Managing a food supply chain has inherent challenges that require all players in the supply chain to adhere to stringent operational practices in order to ensure the product is safe for consumption once it reaches the end consumer. When fresh or frozen foods are being transported, especially in a global supply chain, the procedures and equipment needed to maintain the integrity of the cold chain are elevated to a more critical role.
Food safety and quality are drivers
Two issues that continue to drive best practices for managing the cold chain are food safety and food quality, according to Bob Biesterfeld, director of transportation, produce sourcing, for C.H. Robinson.
“From a legislative standpoint, we’ve had different versions of the Sanitary Food Transportation Act in place since 1990,” he says. In general, the regulations assure that certain requirements related to food transportation are being met along the supply chain from shipper, to carrier, to receiver.
Among other responsibilities, the shipper is charged with inspecting the equipment that will transport the product to the final destination.
“Typically, the shipper is looking at the condition of the trailer to make sure the walls are in place, that there are no holes in the roof or floor, and that the trailer is ‘clean, dry, and odor-free,’” explains Biesterfeld. “In addition, some food shippers will contractually require their carriers to meet certain guidelines through legal means. For example, they will contractually require the carrier to certify that the trailer hasn’t been used to haul refuse or hazardous material.”
Carriers, likewise, are also responsible for the quality and the condition of the trailers and equipment that are used during the transportation of food products.
The receiving party, too, has equally rigorous requirements and SOPs (standard operating processes) for inspection of food shipments, Biesterfeld says.
“For produce deliveries, that could include physical inspection of the product as well as the boxes and cartons. Wet or weakened packaging may indicate that there was a breach in temperature during transportation.”
It’s also increasingly common for the receiving party to rely on temperature-recording devices that have been installed on the trailer, which can alert them to any deviations from the required temperature range.
Government regulations alone aren’t the only factor pushing improved food safety and quality, however.

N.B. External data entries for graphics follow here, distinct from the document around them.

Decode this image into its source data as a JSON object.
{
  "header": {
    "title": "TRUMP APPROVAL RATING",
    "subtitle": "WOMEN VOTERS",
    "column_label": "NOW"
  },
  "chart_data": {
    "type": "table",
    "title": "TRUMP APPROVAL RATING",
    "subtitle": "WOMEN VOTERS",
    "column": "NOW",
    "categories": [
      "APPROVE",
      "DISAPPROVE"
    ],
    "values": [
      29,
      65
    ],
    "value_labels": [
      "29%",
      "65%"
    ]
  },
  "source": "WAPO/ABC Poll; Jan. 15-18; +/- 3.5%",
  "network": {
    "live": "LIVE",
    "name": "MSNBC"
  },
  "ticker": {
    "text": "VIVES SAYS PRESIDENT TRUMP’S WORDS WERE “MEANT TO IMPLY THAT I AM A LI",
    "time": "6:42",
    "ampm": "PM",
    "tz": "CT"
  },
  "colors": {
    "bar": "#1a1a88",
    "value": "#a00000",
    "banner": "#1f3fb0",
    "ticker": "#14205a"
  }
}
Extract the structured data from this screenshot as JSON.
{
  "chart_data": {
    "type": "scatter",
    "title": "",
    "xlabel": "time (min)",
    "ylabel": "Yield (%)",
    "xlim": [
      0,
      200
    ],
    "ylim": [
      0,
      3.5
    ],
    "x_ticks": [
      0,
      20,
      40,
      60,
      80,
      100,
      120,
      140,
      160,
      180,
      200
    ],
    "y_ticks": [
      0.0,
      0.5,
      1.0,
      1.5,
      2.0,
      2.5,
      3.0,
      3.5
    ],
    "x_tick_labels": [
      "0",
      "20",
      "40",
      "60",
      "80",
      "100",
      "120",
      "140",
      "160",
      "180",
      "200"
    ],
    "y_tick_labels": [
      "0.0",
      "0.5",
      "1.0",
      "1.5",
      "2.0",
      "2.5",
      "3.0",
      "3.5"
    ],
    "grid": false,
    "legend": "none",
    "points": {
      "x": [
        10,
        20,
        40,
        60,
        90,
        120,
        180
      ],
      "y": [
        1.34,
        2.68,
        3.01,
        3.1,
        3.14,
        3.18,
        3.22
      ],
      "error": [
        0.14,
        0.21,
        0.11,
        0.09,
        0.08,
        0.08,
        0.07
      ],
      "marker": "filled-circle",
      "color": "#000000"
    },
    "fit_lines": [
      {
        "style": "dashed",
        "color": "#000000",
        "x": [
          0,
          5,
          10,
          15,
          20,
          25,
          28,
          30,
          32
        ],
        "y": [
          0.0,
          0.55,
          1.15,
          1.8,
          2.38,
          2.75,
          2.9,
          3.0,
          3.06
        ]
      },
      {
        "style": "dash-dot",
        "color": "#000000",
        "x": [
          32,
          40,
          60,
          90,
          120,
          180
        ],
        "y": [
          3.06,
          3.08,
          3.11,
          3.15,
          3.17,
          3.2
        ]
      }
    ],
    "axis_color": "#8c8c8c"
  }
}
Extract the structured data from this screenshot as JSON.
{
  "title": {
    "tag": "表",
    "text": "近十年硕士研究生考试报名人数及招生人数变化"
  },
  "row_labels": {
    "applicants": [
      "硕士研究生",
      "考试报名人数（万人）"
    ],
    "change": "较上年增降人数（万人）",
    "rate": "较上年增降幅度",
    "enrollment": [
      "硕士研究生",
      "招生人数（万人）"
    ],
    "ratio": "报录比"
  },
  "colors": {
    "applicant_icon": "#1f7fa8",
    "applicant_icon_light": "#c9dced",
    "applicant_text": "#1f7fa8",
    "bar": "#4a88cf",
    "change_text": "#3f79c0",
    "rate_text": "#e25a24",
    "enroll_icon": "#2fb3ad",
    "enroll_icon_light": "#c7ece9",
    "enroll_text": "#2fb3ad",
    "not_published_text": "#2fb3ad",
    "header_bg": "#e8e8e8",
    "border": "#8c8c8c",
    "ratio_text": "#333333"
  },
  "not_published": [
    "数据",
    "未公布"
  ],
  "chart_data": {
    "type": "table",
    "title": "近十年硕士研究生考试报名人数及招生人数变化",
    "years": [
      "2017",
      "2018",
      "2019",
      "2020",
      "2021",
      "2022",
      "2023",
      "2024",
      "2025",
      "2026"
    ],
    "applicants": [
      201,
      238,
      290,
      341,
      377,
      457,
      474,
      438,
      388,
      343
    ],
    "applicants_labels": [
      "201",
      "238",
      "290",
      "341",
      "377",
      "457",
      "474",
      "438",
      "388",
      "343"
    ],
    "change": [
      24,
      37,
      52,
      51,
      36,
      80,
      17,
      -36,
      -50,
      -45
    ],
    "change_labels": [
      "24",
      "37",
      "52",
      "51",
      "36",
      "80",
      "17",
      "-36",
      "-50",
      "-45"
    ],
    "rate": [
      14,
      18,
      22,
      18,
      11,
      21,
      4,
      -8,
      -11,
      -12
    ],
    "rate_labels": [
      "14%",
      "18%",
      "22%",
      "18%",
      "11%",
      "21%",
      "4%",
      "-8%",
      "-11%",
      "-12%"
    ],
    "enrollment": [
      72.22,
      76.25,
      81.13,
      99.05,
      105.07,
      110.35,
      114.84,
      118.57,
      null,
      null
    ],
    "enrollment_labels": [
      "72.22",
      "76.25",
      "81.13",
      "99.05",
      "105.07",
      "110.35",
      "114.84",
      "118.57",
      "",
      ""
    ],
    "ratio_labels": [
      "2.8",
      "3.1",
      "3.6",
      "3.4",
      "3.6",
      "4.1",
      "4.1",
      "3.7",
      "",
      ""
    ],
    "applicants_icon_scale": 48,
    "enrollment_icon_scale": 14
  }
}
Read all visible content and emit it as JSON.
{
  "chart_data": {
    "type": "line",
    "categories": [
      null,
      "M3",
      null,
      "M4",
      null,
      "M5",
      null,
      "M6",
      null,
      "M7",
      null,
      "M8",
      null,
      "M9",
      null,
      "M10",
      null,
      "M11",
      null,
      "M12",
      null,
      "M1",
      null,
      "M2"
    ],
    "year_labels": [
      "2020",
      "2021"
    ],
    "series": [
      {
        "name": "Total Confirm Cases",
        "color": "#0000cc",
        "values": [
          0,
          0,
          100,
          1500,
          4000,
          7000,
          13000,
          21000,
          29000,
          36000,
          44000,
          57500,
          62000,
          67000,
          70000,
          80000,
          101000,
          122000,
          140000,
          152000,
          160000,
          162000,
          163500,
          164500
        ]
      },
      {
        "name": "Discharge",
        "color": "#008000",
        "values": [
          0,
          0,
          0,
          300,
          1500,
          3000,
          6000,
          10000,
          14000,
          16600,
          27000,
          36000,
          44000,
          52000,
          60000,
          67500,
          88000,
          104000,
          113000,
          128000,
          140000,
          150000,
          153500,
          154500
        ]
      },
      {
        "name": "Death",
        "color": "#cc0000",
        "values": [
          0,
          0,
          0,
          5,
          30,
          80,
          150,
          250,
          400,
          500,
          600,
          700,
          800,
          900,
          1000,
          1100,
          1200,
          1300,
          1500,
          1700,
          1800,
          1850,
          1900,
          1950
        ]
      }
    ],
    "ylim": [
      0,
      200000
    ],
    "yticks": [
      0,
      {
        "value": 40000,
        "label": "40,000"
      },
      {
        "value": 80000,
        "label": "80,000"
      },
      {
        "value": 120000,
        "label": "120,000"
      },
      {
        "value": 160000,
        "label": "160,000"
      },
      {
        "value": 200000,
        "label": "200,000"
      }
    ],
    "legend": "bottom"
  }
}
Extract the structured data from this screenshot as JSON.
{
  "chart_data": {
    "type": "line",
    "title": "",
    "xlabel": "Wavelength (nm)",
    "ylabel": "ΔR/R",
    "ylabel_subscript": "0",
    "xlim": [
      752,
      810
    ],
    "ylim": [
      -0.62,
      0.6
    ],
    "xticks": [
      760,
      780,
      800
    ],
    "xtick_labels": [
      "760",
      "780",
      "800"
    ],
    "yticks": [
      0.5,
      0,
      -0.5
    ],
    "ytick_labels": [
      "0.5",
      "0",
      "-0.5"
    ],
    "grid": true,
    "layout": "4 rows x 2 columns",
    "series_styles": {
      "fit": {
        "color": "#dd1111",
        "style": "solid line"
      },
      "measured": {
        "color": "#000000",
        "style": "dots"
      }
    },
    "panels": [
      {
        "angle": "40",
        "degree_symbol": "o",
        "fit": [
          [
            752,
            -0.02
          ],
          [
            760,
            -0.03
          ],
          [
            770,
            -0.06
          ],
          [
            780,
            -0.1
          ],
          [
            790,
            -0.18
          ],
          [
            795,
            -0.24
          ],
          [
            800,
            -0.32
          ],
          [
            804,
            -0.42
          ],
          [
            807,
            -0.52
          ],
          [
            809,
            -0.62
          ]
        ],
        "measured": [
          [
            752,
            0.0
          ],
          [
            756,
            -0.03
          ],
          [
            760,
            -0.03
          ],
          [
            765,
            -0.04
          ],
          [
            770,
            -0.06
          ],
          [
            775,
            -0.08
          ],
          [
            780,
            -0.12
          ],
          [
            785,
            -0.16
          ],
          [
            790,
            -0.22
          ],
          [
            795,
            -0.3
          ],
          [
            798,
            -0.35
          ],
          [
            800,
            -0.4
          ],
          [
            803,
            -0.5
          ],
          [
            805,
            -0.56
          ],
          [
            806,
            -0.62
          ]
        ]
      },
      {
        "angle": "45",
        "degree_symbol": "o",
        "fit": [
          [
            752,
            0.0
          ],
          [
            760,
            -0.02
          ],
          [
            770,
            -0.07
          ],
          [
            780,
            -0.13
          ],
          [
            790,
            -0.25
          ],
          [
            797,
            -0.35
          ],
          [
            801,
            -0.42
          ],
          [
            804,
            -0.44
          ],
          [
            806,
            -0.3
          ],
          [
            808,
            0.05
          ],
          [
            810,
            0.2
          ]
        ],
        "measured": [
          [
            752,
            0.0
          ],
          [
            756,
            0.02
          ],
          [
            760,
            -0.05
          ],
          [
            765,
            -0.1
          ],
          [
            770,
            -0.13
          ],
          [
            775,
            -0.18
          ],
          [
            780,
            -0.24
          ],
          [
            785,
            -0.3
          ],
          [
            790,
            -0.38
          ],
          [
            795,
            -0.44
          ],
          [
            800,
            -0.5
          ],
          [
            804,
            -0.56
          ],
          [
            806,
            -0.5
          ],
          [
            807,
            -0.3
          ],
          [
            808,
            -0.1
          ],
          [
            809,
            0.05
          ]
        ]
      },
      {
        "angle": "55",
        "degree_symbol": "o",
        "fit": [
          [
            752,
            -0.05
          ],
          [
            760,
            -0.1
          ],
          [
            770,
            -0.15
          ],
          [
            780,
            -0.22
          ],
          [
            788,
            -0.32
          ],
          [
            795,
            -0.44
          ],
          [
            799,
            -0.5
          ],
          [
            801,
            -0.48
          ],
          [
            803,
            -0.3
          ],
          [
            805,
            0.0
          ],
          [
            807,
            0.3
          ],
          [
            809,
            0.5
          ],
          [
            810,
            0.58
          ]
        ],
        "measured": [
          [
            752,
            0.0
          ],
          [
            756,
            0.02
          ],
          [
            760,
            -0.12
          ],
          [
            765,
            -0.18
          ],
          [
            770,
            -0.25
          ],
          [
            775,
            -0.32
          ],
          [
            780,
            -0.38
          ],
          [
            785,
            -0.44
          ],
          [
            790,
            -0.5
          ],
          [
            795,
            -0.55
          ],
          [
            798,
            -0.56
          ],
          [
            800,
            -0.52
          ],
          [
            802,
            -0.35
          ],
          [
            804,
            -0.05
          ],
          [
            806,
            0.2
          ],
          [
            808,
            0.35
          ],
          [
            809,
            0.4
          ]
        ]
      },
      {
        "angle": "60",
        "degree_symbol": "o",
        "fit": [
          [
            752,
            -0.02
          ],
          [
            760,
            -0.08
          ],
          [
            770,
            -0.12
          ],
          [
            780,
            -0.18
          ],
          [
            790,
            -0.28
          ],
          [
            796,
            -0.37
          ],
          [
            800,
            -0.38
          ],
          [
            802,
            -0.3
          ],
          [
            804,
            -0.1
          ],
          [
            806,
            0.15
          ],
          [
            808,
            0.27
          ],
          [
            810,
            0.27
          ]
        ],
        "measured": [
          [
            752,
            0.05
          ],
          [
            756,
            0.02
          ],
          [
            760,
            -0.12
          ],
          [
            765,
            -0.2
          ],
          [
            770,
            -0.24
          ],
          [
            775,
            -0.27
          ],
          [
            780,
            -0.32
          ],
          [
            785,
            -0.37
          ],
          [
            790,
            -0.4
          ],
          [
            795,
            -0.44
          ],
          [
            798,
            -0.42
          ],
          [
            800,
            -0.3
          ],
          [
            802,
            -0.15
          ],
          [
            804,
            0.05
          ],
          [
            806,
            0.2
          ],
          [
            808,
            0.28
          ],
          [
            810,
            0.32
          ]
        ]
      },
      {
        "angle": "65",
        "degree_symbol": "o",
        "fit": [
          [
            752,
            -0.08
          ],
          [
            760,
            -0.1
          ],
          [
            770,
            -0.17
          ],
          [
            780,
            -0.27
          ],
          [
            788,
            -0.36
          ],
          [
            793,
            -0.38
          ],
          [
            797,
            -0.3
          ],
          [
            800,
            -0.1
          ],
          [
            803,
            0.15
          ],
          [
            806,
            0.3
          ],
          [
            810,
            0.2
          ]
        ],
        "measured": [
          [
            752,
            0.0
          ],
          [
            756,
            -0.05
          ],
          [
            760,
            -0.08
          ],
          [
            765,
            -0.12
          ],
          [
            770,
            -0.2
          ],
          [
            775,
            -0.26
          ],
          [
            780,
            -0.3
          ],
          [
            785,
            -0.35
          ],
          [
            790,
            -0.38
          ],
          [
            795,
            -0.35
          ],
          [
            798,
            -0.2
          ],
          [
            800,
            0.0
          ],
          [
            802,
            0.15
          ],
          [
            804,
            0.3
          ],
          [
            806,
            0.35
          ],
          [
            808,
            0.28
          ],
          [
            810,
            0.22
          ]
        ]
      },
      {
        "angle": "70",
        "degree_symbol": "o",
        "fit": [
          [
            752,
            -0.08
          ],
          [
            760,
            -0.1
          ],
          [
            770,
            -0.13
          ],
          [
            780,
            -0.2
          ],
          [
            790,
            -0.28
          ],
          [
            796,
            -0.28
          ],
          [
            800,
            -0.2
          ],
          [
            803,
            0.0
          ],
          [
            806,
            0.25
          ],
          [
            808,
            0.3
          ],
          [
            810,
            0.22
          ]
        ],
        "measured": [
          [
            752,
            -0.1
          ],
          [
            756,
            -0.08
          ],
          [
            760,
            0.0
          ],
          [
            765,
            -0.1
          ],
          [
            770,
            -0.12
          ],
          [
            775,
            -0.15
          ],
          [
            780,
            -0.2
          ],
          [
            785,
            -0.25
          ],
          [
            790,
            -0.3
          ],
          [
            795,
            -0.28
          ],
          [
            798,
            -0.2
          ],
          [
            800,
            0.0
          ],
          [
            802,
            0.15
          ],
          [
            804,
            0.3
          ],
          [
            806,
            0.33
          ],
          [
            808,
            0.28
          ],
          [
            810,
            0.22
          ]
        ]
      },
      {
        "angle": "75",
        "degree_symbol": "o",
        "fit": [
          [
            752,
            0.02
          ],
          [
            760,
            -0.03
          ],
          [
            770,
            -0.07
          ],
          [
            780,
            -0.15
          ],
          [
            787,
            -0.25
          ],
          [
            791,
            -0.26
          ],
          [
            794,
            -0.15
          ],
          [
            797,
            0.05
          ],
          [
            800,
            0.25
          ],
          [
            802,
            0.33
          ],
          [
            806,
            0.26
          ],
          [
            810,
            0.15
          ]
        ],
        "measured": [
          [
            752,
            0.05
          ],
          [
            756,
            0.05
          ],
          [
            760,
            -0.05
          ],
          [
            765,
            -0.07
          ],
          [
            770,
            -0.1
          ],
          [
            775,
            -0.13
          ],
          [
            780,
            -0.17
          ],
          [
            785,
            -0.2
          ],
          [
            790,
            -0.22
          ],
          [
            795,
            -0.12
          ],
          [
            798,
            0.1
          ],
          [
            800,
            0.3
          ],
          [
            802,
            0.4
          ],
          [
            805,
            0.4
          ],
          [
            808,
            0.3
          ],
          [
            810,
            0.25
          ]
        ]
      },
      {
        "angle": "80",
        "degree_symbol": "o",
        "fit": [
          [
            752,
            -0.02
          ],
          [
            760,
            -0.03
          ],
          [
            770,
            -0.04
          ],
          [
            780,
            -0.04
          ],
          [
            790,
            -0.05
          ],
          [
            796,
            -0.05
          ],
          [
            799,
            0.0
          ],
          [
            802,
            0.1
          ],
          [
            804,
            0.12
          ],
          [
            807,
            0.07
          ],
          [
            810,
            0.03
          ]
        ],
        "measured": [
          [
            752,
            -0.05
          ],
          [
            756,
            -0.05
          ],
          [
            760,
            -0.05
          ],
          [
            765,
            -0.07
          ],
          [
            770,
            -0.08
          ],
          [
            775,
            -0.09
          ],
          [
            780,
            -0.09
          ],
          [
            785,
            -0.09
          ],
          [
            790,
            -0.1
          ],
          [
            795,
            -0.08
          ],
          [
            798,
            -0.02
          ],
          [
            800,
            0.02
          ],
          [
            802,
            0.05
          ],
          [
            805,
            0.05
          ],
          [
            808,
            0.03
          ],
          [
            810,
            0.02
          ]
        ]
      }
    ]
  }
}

“Clearly, food safety has become a more important issue in the minds of consumers in recent years, in part because of several high-profile food illness outbreaks,” says Biesterfeld. “Additionally, food quality is very much related and equally important.”
There’s a direct correlation between maintaining the integrity of the cold chain and the shelf life of food products, notes Biesterfeld. And while science can support the correlation, the economic realities brought about by the recession means that on occasion, food quality goals are more difficult to achieve for some in the supply chain, including transportation providers.
“Sometimes the carrier will be instructed to run a refrigerated unit at a continuous setting, where the refrigeration unit remains in the ‘on’ position in order to maintain a set temperature throughout the life of the load,” explains Biesterfeld. “But, that’s more expensive for a carrier compared to operating the refrigeration unit in a ‘start/stop’ mode, which turns the reefer unit on and off to keep the load within a certain temperature range.”
This can have unacceptable consequences for some shippers, such as a lettuce shipper, who expects their shipment to be maintained at a constant 36 degrees Fahrenheit.
“If a carrier chooses to use a start/stop setting on that reefer unit, the air temperature could reach 42 degrees, for instance, which could potentially impact the quality of the product,” says Biesterfeld.
Not only that, there’s a good chance that the shipment will simply be rejected.